Specialized cybersecurity training is also predicted to increase, so talk to me about that.

We have to get away from annual cybersecurity training. We have to get away from just doing it once a year. We try to assess on a continuous basis. I’ve looked at some tools where it’s behavioral-based, so it helps identify end-user risk behavior and applies the appropriate training to them versus one size fits all. It’s more hands-on than anything else. We have to get more sandbox training from a modernized standpoint.

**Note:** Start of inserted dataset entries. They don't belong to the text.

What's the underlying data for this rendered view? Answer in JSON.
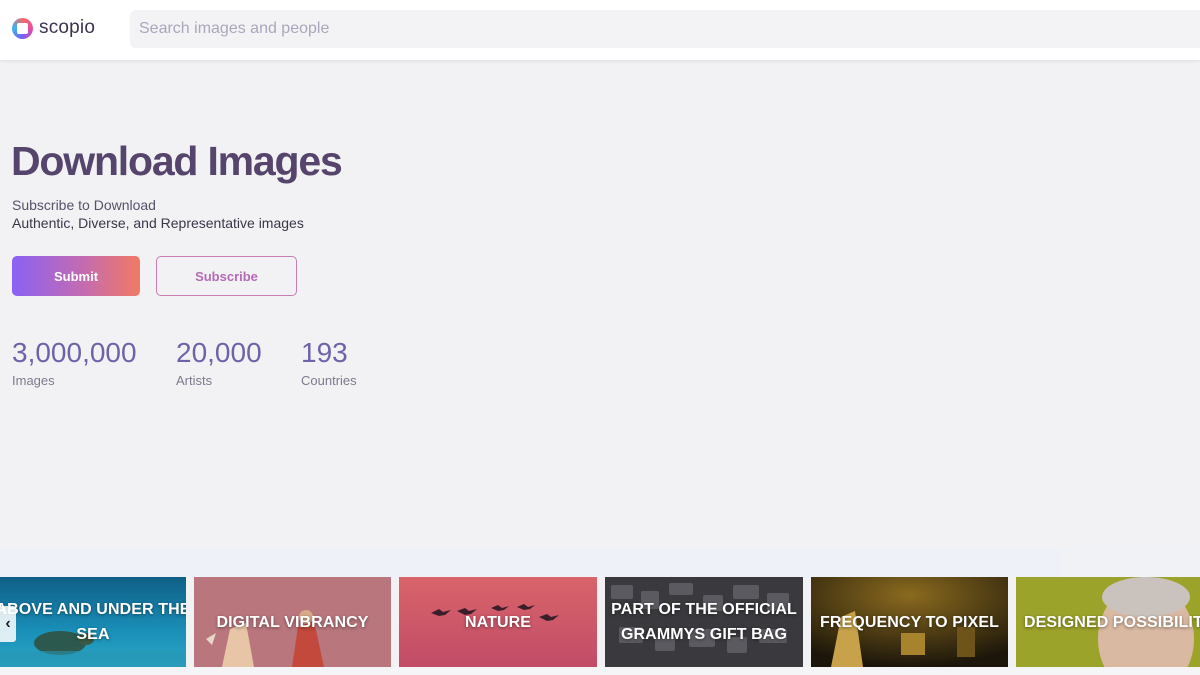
{
  "header": {
    "logo_text": "scopio",
    "search_placeholder": "Search images and people"
  },
  "hero": {
    "title": "Download Images",
    "subtitle_line1": "Subscribe to Download",
    "subtitle_line2": "Authentic, Diverse, and Representative images",
    "submit_label": "Submit",
    "subscribe_label": "Subscribe"
  },
  "stats": [
    {
      "value": "3,000,000",
      "label": "Images"
    },
    {
      "value": "20,000",
      "label": "Artists"
    },
    {
      "value": "193",
      "label": "Countries"
    }
  ],
  "categories": [
    {
      "label_line1": "ABOVE AND UNDER THE",
      "label_line2": "SEA",
      "color": "#1a7fa8"
    },
    {
      "label_line1": "DIGITAL VIBRANCY",
      "label_line2": "",
      "color": "#b8757c"
    },
    {
      "label_line1": "NATURE",
      "label_line2": "",
      "color": "#c9596b"
    },
    {
      "label_line1": "PART OF THE OFFICIAL",
      "label_line2": "GRAMMYS GIFT BAG",
      "color": "#3b3a3e"
    },
    {
      "label_line1": "FREQUENCY TO PIXEL",
      "label_line2": "",
      "color": "#2c2412"
    },
    {
      "label_line1": "DESIGNED POSSIBILITIES",
      "label_line2": "",
      "color": "#9aa22a"
    }
  ],
  "carousel": {
    "prev_icon": "chevron-left-icon"
  },
  "colors": {
    "brand_dark": "#55446b",
    "stat_value": "#6f63a8",
    "gradient_start": "#8a62f4",
    "gradient_end": "#f07a63"
  }
}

If MSPs could take one thing away from this report, what would you want it to be?

It’s that [the cybercriminals are] not slowing down. This is here to stay, that’s not anything new. I would also say the adaptability of the groups that are behind the exploits. We’re using AI, they’re using AI, so it’s an arms race. We see them pulling back and doing lessons learned. They do after-action reviews on their capabilities, so we need to take [this] in and address this just as seriously.